Ein Beispiel von GoogleSEO.de

Wir von GoogleSEO.de bewerten und optimieren die Suchanfragen. Wie entscheiden wir, was für die Suche optimiert werden soll und was nicht?

Die Suche ist ein guter Weg, um Long-Tail- und Evergreen-Content zu unterstützen; wir haben jedoch festgestellt, dass Themen, die zukunftsweisender sind (d.h. die, nach denen nicht unbedingt gesucht wird), normalerweise besser durch Social-Media-Techniken unterstützt werden.

Ein weiterer Unterschied zwischen Suche und sozialer Optimierung liegt in der Vorgehensweise. Bei der Suche berücksichtigen wir die Begriffe, nach denen die Menschen suchen – und die, auf denen wir das beste Potenzial für Top-Platzierungen haben. Zum Beispiel ist es oft nicht in unserem Interesse, nach Phrasen zu suchen, die große Suchvolumen haben – also solche, bei denen es viel Konkurrenz um die Spitzenplätze gibt. Im Vergleich dazu legen wir bei der Betrachtung von Social Media einen größeren Wert auf die Begriffe, die von den Menschen beobachtet werden – auch wenn sie weit verbreitet sind.

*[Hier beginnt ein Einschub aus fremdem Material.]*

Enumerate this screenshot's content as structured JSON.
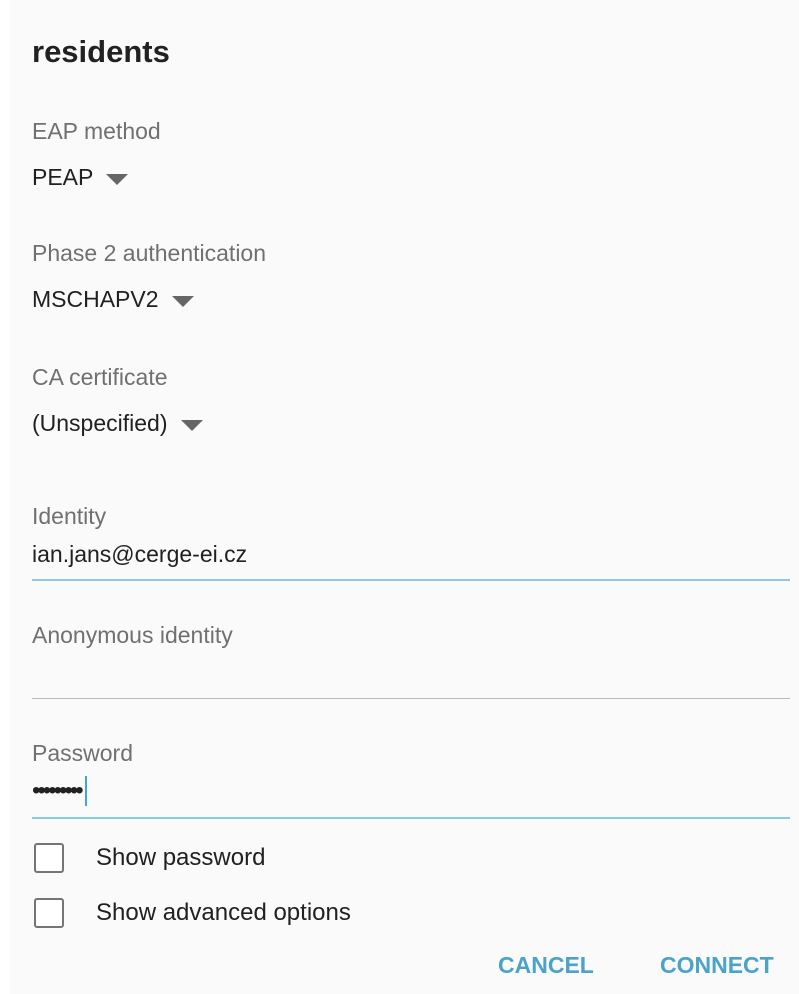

Obwohl wir nicht erwarten, dass jeder Beitrag ein idealer Kandidat für SEO ist, achten wir besonders darauf, was wir in Bezug auf die folgenden Komponenten veröffentlichen (wir verwenden dazu das SEO Plugin von Yoast für WordPress):

  • Der Titel oder die Überschrift des Beitrags: Wir achten darauf, dass unsere Schlagzeilen die Leser vom Standpunkt der Lesbarkeit anlocken, aber wir behalten auch unsere Ziel-Keywords im Hinterkopf.
  • Die Meta-Description: Wir schreiben eine kurze Beschreibung für jeden Beitrag, der unser Ziel-Keyword für diesen Beitrag enthält. Diese Meta-Beschreibung ist das, was auf der Suchmaschinen-Ergebnisseite (SERP) erscheint, um zu beschreiben, warum der Beitrag für die Suche eines Lesers relevant ist.
  • Titel-Tags: Ähnlich wie wir Schlagzeilen behandeln, fügen wir auch für jeden Inhalt, den wir veröffentlichen, ein eigenes Titel-Tag hinzu. Der Titel-Tag ist das, was Suchmaschinen verwenden, um zu bestimmen, worum es bei einem Inhalt geht – einschließlich Bildern, Videos, Infografiken und anderen Inhalten, die nicht unbedingt eine traditionelle “Überschrift” haben.
  • Kategorien: Obwohl diese Inhaltskomponente nicht spezifisch für SEO ist, kategorisieren wir jeden Beitrag als eine Möglichkeit, unsere Inhalte nach Themenschwerpunkten zu ordnen.